On this day, English painter and engraver, John Linnell, was born (16th June 1792) in Bloomsbury, London. During the course of his career he followed a naturalistic approach to painting and was a long-time rival of the English Romantic painter John Constable. In particular, he was interested in Northern European art of the Renaissance and was an admirer of the works by the German artist Albrecht Dürer. He was also the friend and patron of the English poet and artist William Blake, whom he introduced to the group of young English artists known as The Ancients and gave two largest commissions a single series of designs.
From a very early age, Linnell was exposed to the world of art. His father was a carver and gilder, which probably helped cement his son’s interest in art. For instance, Linnell was surrounded by artists and was already selling portraits drawn with chalk and pencil at the age of 10. He was under the tutelage of the Anglo-American history painter Benjamin West and was also in residence at the house of the English watercolour painter John Varley. There, he met contemporaries such as the English painter William Hunt and the Irish painter William Mulready.

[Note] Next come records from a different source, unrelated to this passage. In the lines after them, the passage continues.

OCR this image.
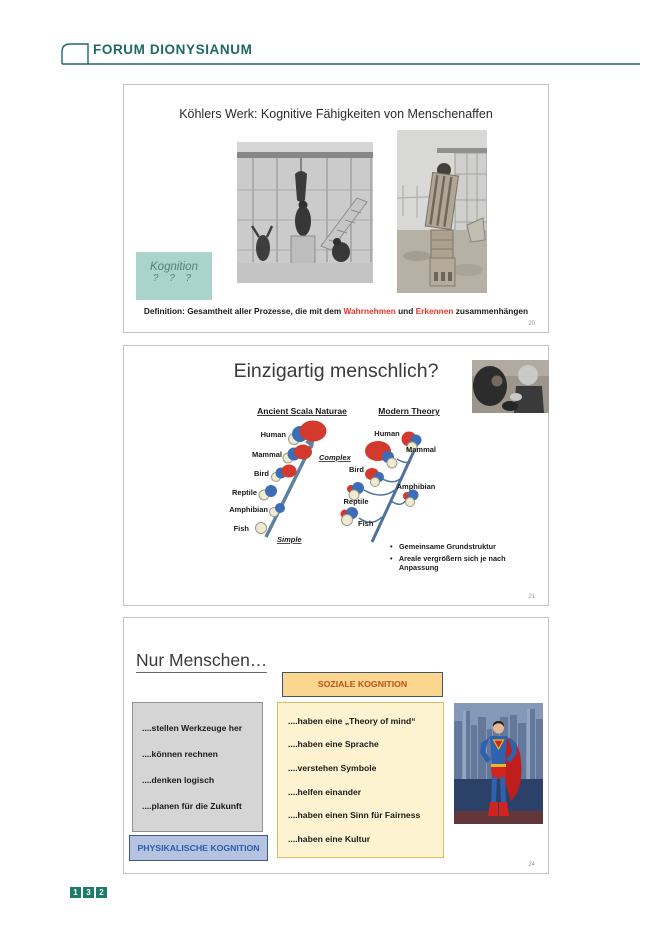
FORUM DIONYSIANUM
Köhlers Werk: Kognitive Fähigkeiten von Menschenaffen
Kognition
? ? ?
Definition: Gesamtheit aller Prozesse, die mit dem Wahrnehmen und Erkennen zusammenhängen
20
Einzigartig menschlich?
Ancient Scala Naturae
Human
Mammal
Bird
Reptile
Amphibian
Fish
Complex
Simple
Modern Theory
Human
Mammal
Bird
Reptile
Amphibian
Fish
• Gemeinsame Grundstruktur
• Areale vergrößern sich je nach Anpassung
21
Nur Menschen…
SOZIALE KOGNITION
....stellen Werkzeuge her
....können rechnen
....denken logisch
....planen für die Zukunft
PHYSIKALISCHE KOGNITION
....haben eine „Theory of mind“
....haben eine Sprache
....verstehen Symbole
....helfen einander
....haben einen Sinn für Fairness
....haben eine Kultur
24
1	3	2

In 1805 he was admitted to the Royal Academy where he excelled in drawing, modelling, and sculpture, for which he received medals. After training as an engraver, he executed a transcript of ‘Burial of Saul’ by the English painter John Varley, published outlines from Michelangelo’s frescoes in the Sistine Chapel, in the Vatican, Rome, and oversaw the issue of plates from the pictures in Buckingham Palace. Mainly, he supported himself financially by executing and selling miniature paintings or larger portraits. It was only later on, in 1846, that Linnell gave up portraiture for good and moved to Redhill where he devoted his time to painting the pastoral sceneries of Surrey.
He soon started to be recognized for his landscape paintings, for which he is mostly known for today. These were often executed in an idyllic manner during the beginning or the end of the day. Importantly, they were embedded with a poetic feeling and were rich in colour, qualities that were pleasing to the eye and were therefore well sought after. As a result, Linnell became a wealthy man. Yet, despite his professional success, he was continually denied membership of the Royal Academy due to his difficult relationships with his peers. While his landscape paintings reflected nature at its best, they were not devoid of religious subjects who took on the titles of his works. Examples include ‘Saint John Preaching’, ‘Covenant of Abraham’, and ‘Journey to Emmaus’.
In terms of selling his works, these fetched high prices, which is how he was able to purchase his house in Redhill where he remained until the day of his death on 20th January 1882. Towards his final years he never abandoned painting, even though he was physically inapt to do so. Noteworthy landscape paintings, other than those he made while living in Surrey, were of the North Downs and the Kentish Weald. During his free time, aside from painting, he also studied the Bible and published critical pamphlets revolving around Christian themes.